La importancia de elegir el tamaño del corte
La importancia de elegir el tamaño del corte

¿Que supone esto? Que lo que a priori era una medida encaminada a mejorar los resultados de la compañía (por la via del recorte en gastos) acaba saliendo mal ya que, aunque la productividad sube por persona, caerá estrepitosamente la motivación, el engagement y la capacidad de emprender (tareas, ideas, proyectos) de nuestros colaboradores.

Por tanto, a corto plazo, sí ahorraremos costes pero a largo plazo encareceremos nuestras operaciones. La situación, como en tantas (erróneas) ocasiones es si queremos pilotar el proyecto desde el corto o el largo plazo.

En el caso de los autónomos, freelance, emprendedores esto también repercute directamente en sus operaciones, porque si bien estas personas puede que no tengan un equipo es cierto que sufren en primera persona la lentitud, o directamente la negativa, de parte de las personas que trabajan en las empresas a las que dan servicio desde el momento en que como explicaba más arriba esas personas están directamente desmotivadas.

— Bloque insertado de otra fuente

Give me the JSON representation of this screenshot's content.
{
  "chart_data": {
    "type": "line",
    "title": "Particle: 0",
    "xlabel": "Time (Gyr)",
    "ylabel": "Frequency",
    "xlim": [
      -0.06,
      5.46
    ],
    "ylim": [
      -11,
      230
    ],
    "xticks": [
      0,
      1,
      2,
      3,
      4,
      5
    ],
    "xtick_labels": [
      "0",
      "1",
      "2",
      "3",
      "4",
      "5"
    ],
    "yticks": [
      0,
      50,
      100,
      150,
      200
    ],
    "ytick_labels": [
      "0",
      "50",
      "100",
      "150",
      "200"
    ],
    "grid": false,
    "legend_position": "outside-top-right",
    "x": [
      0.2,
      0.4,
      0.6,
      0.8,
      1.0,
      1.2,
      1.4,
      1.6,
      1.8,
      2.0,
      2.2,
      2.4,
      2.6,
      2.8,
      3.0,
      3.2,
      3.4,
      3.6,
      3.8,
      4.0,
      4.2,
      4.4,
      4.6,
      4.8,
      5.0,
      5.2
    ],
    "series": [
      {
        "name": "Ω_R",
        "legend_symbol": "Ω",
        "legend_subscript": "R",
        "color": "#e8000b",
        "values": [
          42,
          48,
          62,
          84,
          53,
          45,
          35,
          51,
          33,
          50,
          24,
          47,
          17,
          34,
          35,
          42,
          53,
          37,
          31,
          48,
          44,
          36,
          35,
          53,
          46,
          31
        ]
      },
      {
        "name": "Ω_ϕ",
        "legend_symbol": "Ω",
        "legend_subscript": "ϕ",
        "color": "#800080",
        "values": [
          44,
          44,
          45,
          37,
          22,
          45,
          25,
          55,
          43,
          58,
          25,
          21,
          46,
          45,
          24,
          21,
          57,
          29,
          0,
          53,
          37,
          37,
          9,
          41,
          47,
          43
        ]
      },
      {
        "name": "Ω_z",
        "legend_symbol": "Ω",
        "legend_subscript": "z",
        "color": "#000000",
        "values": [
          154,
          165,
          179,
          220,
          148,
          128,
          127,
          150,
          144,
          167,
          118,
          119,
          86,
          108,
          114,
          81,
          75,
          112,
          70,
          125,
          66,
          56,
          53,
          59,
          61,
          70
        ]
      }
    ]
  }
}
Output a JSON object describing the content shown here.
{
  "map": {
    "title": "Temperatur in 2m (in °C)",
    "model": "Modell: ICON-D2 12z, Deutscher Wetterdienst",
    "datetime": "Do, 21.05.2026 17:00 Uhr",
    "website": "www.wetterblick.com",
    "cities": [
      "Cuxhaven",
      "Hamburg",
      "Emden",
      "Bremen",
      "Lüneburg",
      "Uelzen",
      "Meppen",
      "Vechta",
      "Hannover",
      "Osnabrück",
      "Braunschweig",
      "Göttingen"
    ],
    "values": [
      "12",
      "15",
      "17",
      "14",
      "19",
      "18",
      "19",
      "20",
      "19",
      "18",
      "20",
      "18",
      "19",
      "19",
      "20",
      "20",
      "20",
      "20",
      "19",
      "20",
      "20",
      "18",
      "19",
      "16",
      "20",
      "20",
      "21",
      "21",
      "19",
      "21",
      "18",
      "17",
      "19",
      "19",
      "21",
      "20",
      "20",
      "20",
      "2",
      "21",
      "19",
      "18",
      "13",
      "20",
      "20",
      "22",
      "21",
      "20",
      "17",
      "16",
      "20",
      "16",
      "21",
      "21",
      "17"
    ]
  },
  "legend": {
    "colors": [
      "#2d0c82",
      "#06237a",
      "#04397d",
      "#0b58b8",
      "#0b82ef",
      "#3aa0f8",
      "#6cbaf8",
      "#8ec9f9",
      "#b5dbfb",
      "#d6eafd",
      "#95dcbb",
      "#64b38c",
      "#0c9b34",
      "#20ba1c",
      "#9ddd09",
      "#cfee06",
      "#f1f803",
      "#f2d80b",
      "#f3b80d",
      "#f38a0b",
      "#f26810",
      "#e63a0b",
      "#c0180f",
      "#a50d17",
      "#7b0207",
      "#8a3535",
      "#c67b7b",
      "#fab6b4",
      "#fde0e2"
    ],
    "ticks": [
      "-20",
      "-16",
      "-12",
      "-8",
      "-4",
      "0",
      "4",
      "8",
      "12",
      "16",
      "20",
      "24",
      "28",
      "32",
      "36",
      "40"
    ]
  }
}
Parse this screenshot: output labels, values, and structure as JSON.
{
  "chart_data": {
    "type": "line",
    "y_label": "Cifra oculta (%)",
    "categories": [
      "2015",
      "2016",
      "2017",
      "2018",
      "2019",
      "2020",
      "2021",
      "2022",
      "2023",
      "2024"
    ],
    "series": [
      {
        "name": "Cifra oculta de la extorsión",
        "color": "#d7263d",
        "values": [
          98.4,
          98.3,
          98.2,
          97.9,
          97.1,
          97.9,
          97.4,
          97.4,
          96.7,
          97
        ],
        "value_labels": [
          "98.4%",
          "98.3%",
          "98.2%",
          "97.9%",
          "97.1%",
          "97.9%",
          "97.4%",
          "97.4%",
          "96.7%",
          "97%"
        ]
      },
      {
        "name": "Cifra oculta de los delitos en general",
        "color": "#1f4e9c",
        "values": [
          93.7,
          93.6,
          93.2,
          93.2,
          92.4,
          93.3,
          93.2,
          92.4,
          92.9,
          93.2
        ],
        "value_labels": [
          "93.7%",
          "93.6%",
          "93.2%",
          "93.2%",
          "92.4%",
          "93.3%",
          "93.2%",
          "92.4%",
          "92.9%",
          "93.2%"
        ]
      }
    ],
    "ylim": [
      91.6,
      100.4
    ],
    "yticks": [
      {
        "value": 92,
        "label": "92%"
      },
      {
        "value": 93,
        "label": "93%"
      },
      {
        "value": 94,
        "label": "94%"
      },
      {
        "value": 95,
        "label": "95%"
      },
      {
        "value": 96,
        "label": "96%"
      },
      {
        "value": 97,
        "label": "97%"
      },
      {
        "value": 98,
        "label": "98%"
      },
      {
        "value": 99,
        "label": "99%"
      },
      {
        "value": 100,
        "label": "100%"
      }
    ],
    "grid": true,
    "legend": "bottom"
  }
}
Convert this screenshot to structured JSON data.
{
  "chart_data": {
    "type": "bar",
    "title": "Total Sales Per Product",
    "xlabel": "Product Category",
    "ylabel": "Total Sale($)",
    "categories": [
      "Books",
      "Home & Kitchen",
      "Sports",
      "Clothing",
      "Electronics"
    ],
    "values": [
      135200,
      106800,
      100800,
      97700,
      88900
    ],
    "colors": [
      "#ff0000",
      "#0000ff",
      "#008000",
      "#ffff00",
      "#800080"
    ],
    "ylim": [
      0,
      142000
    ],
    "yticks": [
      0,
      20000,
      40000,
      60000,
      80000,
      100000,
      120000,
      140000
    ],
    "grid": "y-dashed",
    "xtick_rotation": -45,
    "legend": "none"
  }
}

Y eso nuevamente nos lleva a perder oportunidades de negocio, a no poder/querer innovar en procesos, a no poder/querer acometer nuevos proyectos y además vender una mala imagen de marca con empleados quemados.

Se impone por tanto una complicada y quirúrgica intervención, milimétrica entre el máximo que podemos recortar (ya sea por la vía de la amortización de puestos de trabajo en contrato temporales, jubilaciones, externalización de servicios, etc.) y el mínimo que debamos de mantener para poder seguir dando un mínimo servicio de calidad a nuestros clientes tanto internos como externos: que no se resienta la atención, el servicio, el ambiente o perderemos más de lo que hemos ganado.

Reajustar siendo realistas y de acuerdo a la situación pero ¿a que precio?